Super League does not get going again until Thursday, but once more Israel Folau is driving headlines, causing controversy and generally being a nuisance to the sport he now calls home.

The ex-Wallabies international in union will soon be turning out for Catalan Dragons, in a move to the South of France characteristic of the kind of unlikable individual who always ends up doing well for themselves that he is.

The move is already kicking up controversy within Super League and beyond. The league grants its clubs the prerogative in issues like this apparently, and it appears Catalan have deemed Folau’s homophobic past insufficiently dastardly to disqualify him from employment.

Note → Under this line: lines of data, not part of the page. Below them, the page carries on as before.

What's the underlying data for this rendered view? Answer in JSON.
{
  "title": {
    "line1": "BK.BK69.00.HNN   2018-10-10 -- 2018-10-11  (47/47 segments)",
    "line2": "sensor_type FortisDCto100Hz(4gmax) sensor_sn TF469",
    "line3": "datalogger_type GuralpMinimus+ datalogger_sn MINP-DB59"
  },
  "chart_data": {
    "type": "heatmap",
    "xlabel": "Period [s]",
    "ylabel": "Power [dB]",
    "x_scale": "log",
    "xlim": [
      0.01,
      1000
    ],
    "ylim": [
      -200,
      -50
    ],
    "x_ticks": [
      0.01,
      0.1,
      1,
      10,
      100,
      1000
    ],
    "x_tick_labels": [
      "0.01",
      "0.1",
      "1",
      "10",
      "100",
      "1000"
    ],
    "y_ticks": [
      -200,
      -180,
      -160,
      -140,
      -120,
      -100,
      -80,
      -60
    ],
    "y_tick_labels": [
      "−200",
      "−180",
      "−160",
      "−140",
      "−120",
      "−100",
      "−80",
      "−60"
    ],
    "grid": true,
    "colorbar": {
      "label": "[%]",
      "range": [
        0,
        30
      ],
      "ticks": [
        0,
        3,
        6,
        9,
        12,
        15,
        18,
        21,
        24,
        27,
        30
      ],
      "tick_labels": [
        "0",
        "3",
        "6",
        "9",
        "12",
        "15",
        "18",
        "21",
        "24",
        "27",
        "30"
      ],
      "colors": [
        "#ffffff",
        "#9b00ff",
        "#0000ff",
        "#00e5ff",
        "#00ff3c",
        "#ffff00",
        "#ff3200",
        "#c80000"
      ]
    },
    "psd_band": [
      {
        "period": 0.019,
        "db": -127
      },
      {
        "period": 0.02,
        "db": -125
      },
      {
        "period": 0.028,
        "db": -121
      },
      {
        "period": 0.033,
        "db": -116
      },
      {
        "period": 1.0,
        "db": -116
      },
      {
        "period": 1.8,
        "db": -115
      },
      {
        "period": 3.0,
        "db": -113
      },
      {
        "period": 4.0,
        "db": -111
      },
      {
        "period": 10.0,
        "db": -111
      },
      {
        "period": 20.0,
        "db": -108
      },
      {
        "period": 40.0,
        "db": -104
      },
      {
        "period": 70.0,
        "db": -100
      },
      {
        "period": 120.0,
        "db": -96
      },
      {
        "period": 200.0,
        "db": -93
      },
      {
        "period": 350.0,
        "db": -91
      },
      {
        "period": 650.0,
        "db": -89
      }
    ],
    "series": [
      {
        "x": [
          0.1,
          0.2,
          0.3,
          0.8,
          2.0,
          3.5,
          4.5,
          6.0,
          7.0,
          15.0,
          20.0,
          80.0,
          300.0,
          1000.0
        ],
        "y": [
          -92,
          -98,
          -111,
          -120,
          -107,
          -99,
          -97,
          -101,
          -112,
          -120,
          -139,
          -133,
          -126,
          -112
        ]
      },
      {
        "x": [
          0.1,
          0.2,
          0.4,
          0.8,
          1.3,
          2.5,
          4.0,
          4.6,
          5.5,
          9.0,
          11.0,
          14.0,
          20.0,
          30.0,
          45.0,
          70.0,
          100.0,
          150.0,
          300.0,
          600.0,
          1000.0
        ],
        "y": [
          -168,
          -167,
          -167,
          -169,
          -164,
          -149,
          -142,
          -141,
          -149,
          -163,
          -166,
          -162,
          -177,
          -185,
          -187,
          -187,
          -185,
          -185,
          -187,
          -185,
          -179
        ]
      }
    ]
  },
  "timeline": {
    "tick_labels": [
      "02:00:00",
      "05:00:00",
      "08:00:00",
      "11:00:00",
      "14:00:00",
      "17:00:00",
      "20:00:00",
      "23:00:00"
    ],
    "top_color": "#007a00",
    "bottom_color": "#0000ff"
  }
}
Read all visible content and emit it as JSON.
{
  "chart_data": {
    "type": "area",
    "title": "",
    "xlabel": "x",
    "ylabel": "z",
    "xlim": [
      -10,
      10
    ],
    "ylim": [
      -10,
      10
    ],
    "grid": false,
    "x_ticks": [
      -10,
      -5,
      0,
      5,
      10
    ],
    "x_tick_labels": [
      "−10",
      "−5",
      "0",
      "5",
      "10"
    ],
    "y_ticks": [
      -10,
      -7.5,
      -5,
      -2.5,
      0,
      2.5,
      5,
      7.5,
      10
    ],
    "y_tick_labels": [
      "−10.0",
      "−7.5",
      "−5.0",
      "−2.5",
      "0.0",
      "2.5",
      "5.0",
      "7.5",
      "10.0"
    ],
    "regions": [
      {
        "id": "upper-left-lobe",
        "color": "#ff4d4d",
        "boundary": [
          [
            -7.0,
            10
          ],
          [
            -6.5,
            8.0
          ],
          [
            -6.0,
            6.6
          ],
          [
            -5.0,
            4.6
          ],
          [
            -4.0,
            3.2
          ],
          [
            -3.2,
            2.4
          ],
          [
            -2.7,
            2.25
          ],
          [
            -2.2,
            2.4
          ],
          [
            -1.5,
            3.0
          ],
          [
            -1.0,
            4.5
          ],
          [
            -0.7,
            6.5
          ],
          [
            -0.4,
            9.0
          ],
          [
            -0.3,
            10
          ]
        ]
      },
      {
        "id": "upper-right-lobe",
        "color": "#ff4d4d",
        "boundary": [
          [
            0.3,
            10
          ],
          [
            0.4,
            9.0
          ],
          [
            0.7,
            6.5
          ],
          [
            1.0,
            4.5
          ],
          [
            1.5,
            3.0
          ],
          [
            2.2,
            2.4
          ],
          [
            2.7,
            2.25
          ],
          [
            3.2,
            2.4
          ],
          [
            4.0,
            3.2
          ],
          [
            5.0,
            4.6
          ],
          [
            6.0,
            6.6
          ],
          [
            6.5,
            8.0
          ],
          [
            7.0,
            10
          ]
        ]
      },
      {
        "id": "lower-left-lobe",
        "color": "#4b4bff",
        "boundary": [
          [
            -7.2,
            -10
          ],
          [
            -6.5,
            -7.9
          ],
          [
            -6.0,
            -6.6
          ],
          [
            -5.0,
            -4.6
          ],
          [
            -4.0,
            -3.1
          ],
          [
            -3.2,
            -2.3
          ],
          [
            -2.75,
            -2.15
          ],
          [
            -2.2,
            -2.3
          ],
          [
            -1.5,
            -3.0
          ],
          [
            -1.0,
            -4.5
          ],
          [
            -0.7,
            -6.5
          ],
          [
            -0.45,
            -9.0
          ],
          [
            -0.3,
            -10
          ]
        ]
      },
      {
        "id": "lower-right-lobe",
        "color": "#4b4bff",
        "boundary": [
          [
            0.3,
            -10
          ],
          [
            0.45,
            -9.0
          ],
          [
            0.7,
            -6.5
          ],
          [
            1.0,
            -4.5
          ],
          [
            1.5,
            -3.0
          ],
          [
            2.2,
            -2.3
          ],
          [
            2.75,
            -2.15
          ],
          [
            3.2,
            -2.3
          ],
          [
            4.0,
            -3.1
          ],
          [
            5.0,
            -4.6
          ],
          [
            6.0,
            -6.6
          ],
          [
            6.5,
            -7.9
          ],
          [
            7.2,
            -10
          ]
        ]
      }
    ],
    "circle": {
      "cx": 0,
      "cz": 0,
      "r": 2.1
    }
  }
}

According to Dragons chairman Bernard Guasch, “We want to give Israel a new opportunity to shine on the pitch.” From the other side of things, Folau himself has stated  “I acknowledge the views expressed by Super League and the Rugby Football League. I’m a proud Christian, my beliefs are personal, my intention is not to hurt anyone and I will not be making further public comment about them. I look forward to my return to the great game of rugby league with the Catalans Dragons.”

All this reeks of eased rehabilitation into a sport Folau left a decade ago, only to come crawling back to when the chips were down. This is about money and success, not morals, let us make that clear.

However, the controversy has arisen from Wigan Warriors response to the signing, with the club choosing to rename their game against the Dragons on the 22nd of March ‘Pride Day,’ when the club will celebrate its LGBT+ community and the players will where rainbow laces and socks. This is a direct challenge to Folau, and his presence in the game, and good on Wigan for making it.

“Here at Wigan Warriors we are committed to the core values of inclusion and respect,” Wigan executive director Kris Radlinski said,“our community foundation have a long history of supporting local LGBTQ+ groups and initiatives and we want everyone who engages with our game to feel welcome, valued and most of all, respected.”

“Rugby league has a strong history of inclusion, of breaking down barriers and of being a forward-thinking sport. I think that today more than any day that it is vitally important we reiterate that message. We’re looking forward to working with charities, local and hopefully national groups, to make this day a success.”

Wigan are choosing to make their stand, Dragons have made Folau their hill to die on, it all feels so repetitive. The man seems to have a near-supernatural power to drag the news cycle with him wherever he goes, sucking it into a discursive vortex of homophobia and tolerance, sacking and hiring, freedom and protection, religion and rights, swallowing up all around it.

Whether he will be good for Super League, who knows. One thing is for sure though, we’re certainly going to hear all about it.